Quien contempla el Domingo de Ramos no puede excusarse en la ignorancia, la historia es clara: el pueblo que recibió a Nuestro Señor Jesucristo como Rey fue el mismo que, seducido por intereses, temores y pasiones, consintió su Crucifixión; ¿Y no acontece lo propio en nuestra patria? Se invoca a Dios en discursos, se presume religiosidad en lo público, mas en lo concreto se tolera la injusticia, se relativiza la verdad y se negocia con la conciencia.
Conviene hablar con rectitud: no basta ser católico de tradición ni de calendario. La fe que no transforma la vida pública y privada es una fe estéril. Hoy, en medio de una nación herida por la inseguridad, la corrupción y la degradación moral, muchos prefieren la comodidad de las palmas antes que el rigor de la Cruz. Se bendicen imágenes e íconos pero se olvidan los mandamientos; se asiste a procesiones, pero se calla ante el mal.
Decían los antiguos doctores que el mayor enemigo del alma no es el perseguidor externo, sino la tibieza interna. Así, el mundo, el demonio y la carne no son abstracciones medievales, sino realidades palpables: el mundo que seduce con su relativismo; el demonio que divide y confunde; la carne que inclina al pecado constante. Y cada vez que el cristiano cede, vuelve a clavar los clavos en las manos de nuestro Redentor.
Mas no todo está perdido, la Semana Mayor es medicina para el alma si se vive con verdad. No se nos pide un sentimentalismo pasajero, sino conversión firme. Oración que eleve, ayuno que discipline, penitencia que purifique. Tales armas, antiguas y siempre nuevas, son las únicas capaces de restaurar al hombre y, por ende, a la sociedad.

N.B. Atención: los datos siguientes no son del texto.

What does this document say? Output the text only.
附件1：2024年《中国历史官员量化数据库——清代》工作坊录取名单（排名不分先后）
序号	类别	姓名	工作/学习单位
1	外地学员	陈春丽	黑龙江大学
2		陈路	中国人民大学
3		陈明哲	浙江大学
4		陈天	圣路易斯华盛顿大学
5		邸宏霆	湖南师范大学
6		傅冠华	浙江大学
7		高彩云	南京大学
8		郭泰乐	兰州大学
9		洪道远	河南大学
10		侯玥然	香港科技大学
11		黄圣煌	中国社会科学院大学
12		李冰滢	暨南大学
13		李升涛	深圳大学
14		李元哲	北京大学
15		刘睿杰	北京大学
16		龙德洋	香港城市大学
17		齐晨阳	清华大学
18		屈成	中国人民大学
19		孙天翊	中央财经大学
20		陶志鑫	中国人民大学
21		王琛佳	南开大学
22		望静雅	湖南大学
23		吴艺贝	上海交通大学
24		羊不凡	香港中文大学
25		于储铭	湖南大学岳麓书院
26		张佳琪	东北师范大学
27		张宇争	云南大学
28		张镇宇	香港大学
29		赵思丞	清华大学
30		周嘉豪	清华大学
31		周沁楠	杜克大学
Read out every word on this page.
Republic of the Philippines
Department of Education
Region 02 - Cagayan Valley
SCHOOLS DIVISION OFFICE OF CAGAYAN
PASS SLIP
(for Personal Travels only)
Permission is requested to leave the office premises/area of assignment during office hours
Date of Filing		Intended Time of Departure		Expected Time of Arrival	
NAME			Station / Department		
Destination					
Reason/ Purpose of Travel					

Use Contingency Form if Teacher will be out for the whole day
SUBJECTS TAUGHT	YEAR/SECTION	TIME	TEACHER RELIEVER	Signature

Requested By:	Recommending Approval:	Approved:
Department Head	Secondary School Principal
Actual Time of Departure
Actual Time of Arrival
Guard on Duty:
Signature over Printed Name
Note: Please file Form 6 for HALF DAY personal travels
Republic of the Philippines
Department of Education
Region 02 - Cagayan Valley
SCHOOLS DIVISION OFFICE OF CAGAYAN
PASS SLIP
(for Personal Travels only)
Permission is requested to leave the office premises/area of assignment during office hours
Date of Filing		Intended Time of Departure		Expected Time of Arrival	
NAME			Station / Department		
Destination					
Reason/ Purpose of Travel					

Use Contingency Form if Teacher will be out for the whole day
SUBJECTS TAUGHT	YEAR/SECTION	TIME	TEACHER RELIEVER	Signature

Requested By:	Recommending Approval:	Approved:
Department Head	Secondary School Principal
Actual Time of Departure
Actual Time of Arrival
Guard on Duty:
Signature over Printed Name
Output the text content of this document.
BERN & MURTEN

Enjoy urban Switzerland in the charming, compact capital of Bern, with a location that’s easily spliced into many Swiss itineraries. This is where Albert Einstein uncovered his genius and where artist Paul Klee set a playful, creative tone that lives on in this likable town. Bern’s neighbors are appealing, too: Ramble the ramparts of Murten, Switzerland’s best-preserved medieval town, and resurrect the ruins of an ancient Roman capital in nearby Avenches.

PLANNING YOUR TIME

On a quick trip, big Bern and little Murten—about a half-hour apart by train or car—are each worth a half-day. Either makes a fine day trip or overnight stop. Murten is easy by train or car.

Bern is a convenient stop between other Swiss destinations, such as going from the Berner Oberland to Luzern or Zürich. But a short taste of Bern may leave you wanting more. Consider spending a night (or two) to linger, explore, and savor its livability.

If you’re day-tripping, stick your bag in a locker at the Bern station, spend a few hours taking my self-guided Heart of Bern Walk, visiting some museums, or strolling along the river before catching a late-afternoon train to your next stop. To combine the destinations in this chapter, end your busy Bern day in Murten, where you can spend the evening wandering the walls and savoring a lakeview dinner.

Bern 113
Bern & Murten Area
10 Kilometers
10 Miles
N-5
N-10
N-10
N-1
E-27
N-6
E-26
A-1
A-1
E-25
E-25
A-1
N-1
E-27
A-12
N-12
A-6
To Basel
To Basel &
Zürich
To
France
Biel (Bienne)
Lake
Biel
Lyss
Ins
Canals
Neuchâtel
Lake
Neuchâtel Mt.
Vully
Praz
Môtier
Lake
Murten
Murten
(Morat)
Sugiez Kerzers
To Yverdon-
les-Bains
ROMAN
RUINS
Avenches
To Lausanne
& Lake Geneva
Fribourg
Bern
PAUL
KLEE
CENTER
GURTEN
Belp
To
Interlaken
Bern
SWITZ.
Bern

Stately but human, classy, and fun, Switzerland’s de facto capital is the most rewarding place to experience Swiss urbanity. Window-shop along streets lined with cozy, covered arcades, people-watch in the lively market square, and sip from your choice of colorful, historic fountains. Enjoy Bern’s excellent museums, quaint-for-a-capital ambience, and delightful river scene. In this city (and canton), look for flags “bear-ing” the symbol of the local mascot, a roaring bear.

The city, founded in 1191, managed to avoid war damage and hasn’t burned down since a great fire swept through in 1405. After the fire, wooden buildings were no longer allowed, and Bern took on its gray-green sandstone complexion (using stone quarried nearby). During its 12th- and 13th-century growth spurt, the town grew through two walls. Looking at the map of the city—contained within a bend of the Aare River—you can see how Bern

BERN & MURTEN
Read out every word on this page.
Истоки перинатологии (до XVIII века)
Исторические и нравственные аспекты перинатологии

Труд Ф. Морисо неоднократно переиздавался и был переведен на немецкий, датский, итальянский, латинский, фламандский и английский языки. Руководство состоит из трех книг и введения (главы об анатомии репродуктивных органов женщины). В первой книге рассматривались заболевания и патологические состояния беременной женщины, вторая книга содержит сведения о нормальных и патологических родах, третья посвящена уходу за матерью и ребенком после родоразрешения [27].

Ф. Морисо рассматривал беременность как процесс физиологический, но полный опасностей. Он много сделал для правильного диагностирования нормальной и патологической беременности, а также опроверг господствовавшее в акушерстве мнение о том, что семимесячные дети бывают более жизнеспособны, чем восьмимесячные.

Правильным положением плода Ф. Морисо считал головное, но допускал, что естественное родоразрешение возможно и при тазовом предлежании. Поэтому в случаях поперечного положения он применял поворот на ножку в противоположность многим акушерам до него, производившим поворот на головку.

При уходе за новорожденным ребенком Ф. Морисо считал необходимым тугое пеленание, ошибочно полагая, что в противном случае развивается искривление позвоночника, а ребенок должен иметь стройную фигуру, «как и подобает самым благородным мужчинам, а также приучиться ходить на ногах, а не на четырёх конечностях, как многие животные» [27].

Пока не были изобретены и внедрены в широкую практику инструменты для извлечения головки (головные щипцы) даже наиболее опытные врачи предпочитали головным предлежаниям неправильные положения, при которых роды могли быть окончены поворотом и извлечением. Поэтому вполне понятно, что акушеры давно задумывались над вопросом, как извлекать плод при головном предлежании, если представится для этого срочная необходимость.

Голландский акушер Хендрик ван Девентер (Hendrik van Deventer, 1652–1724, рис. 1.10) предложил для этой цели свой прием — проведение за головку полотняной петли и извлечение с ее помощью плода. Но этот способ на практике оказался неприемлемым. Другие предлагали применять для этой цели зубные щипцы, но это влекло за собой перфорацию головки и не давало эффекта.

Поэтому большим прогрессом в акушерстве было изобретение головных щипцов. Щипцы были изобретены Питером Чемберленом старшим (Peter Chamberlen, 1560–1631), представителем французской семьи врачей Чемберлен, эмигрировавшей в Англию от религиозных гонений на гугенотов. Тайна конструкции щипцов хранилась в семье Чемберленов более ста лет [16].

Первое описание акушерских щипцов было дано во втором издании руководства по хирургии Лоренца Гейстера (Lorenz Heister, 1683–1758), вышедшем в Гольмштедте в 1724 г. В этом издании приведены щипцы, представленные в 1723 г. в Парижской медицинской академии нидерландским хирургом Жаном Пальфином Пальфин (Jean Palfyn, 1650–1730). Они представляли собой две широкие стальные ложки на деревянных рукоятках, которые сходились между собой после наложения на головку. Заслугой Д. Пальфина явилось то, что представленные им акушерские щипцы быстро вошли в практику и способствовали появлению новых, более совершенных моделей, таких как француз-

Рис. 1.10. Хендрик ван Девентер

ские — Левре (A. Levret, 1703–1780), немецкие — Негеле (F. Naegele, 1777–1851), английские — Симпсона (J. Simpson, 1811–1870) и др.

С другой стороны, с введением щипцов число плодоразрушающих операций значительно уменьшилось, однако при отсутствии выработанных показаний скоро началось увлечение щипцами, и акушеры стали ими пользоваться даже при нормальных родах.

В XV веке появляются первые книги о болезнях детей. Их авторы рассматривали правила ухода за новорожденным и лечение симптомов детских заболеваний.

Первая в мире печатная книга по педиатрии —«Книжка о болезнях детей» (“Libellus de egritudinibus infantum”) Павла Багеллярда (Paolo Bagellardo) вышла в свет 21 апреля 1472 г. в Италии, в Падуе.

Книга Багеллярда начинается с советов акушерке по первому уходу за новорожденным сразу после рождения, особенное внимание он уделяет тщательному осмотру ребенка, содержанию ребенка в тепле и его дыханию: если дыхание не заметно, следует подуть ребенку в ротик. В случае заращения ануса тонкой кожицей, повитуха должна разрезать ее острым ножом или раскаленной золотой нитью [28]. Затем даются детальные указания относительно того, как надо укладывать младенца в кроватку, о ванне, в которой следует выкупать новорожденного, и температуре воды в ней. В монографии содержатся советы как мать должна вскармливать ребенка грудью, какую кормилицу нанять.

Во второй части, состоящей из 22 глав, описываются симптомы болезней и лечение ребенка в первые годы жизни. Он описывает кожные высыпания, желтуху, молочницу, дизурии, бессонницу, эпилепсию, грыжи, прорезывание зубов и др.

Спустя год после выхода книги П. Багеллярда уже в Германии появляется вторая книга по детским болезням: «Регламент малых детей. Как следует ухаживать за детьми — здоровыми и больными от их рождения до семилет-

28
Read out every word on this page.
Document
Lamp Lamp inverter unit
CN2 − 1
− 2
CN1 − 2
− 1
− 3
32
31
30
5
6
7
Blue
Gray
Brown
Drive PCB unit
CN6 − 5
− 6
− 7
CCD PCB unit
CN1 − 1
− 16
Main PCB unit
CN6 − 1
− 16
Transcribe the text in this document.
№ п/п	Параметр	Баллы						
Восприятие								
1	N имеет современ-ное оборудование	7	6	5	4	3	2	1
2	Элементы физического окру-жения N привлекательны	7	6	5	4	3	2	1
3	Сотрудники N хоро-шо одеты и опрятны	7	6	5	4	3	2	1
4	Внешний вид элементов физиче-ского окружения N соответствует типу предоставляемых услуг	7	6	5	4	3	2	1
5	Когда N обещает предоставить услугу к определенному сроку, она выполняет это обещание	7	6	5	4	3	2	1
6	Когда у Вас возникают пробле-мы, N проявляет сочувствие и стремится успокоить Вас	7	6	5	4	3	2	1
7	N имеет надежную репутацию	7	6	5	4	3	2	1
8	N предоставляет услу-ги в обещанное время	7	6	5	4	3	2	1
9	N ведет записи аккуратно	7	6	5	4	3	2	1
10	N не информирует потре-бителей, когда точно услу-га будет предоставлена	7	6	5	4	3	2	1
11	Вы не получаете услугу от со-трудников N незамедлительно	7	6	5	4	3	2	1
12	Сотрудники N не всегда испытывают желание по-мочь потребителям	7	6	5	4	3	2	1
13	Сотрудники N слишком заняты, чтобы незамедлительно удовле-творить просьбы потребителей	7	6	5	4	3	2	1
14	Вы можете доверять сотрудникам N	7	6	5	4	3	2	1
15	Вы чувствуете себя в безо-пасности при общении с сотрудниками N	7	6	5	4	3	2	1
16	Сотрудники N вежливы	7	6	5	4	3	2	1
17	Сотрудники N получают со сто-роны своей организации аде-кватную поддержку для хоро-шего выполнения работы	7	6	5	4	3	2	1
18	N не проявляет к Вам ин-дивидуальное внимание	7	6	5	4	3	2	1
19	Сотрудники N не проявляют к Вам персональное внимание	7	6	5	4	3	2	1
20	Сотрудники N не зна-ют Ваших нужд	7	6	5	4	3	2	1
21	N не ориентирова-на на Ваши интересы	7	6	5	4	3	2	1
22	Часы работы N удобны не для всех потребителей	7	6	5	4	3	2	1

En el orden político, urge recordar que no habrá justicia sin hombres justos. Ningún sistema, partido o caudillo podrá suplir la virtud personal. La regeneración de México no nacerá de decretos, sino de conciencias rectas, formadas en la verdad y dispuestas al sacrificio. Quien no gobierna su alma, difícilmente sabrá gobernar la cosa pública.
Sea, pues, esta Semana Santa un parteaguas; no repitamos la farsa de aclamar a Cristo con los labios mientras lo negamos con las obras. Si le llamamos Rey, vivamos como súbditos fieles. Si le seguimos, carguemos la cruz con amor y dignidad. Y si anhelamos una patria justa, comencemos por desterrar el pecado de nuestras propias vidas.
Porque entre las palmas y los clavos no hay distancia de siglos, sino de decisiones.